The 24 U.S. air crew members were held for 11 days until Washington apologized for the incident, which soured U.S.-Chinese relations in the early days of President George W. Bush's first administration.
The Obama administration condemned the latest incident, with Deputy National Security Adviser Ben Rhodes calling it a "deeply concerning provocation."
"What we've encouraged is constructive military-to-military ties with China and this type of action ... clearly violates the spirit of that engagement, and we've made our concerns known directly to Beijing," he said.
The U.S. and Chinese militaries have boosted their contacts in recent years amid recognition that as China's economic interests continue to expand it will play a bigger security role in the world and have more interactions with the U.S. military.

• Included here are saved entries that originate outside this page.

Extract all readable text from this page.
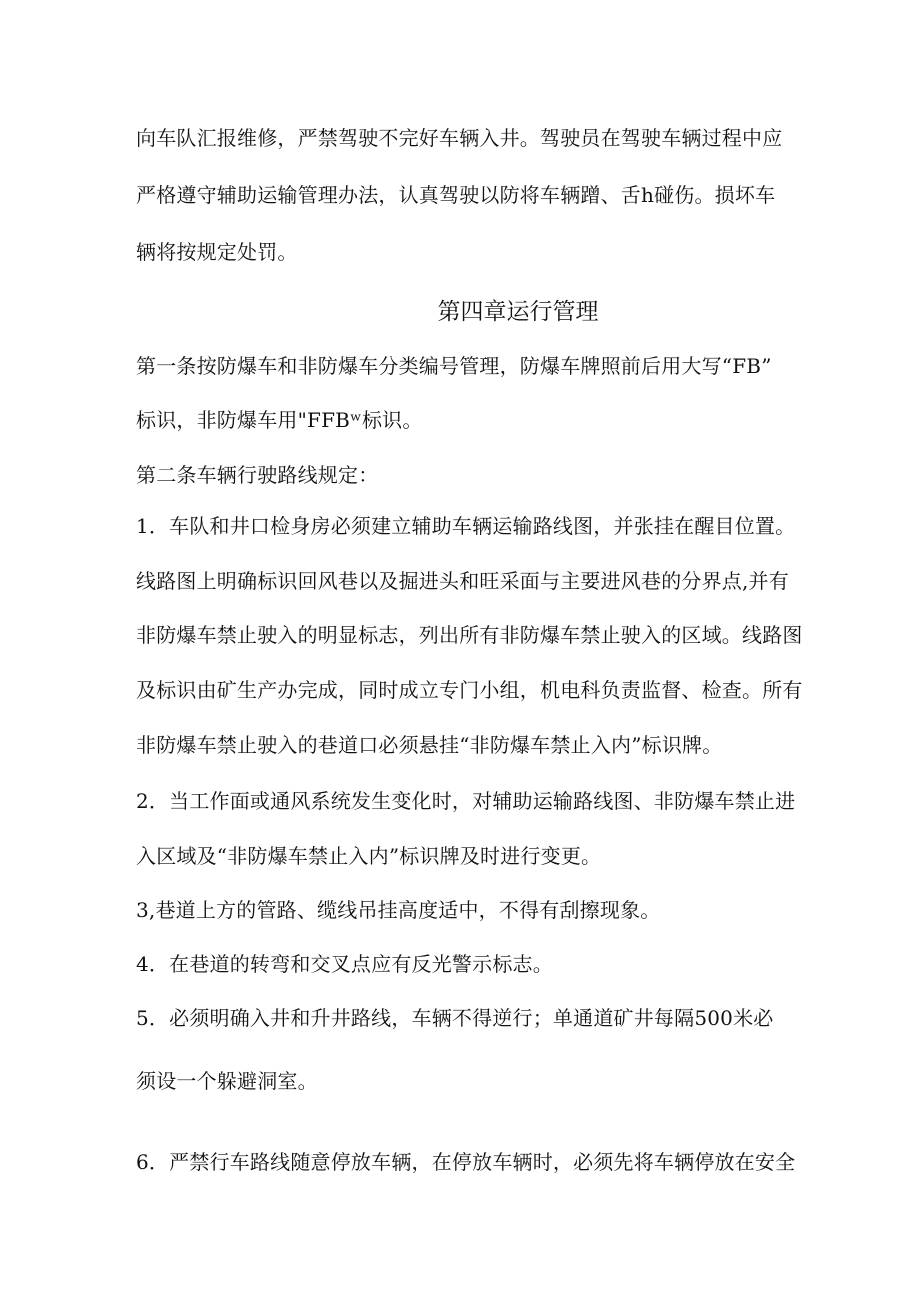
向车队汇报维修，严禁驾驶不完好车辆入井。驾驶员在驾驶车辆过程中应
严格遵守辅助运输管理办法，认真驾驶以防将车辆蹭、舌h碰伤。损坏车
辆将按规定处罚。
第四章运行管理
第一条按防爆车和非防爆车分类编号管理，防爆车牌照前后用大写“FB”
标识，非防爆车用"FFBʷ标识。
第二条车辆行驶路线规定：
1．车队和井口检身房必须建立辅助车辆运输路线图，并张挂在醒目位置。
线路图上明确标识回风巷以及掘进头和旺采面与主要进风巷的分界点,并有
非防爆车禁止驶入的明显标志，列出所有非防爆车禁止驶入的区域。线路图
及标识由矿生产办完成，同时成立专门小组，机电科负责监督、检查。所有
非防爆车禁止驶入的巷道口必须悬挂“非防爆车禁止入内”标识牌。
2．当工作面或通风系统发生变化时，对辅助运输路线图、非防爆车禁止进
入区域及“非防爆车禁止入内”标识牌及时进行变更。
3,巷道上方的管路、缆线吊挂高度适中，不得有刮擦现象。
4．在巷道的转弯和交叉点应有反光警示标志。
5．必须明确入井和升井路线，车辆不得逆行；单通道矿井每隔500米必
须设一个躲避洞室。
6．严禁行车路线随意停放车辆，在停放车辆时，必须先将车辆停放在安全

Chinese ships recently participated for the first time in the U.S.-sponsored Rim of the Pacific naval exercises, the world's largest. U.S. officials say they hope the increasing contacts will help avoid misunderstandings as they operate in closer proximity to each other.
But even as U.S. and Chinese military contacts have expanded, tensions between China and its neighbors, some of them U.S. treaty allies, have heightened over competing territorial claims in the South China and East China seas.
China unilaterally imposed an air defense identification zone in the East China Sea last year, requiring aircraft entering the region to report flight plans to Chinese authorities and to reply to identification inquiries. Washington criticized the move and the U.S. military has ignored the requirements.
The United States and China have differing views about the legality of U.S. military overflights in much of the region as a result of China's broad territorial claims and differing interpretations of rights conveyed under the Law of the Sea treaty.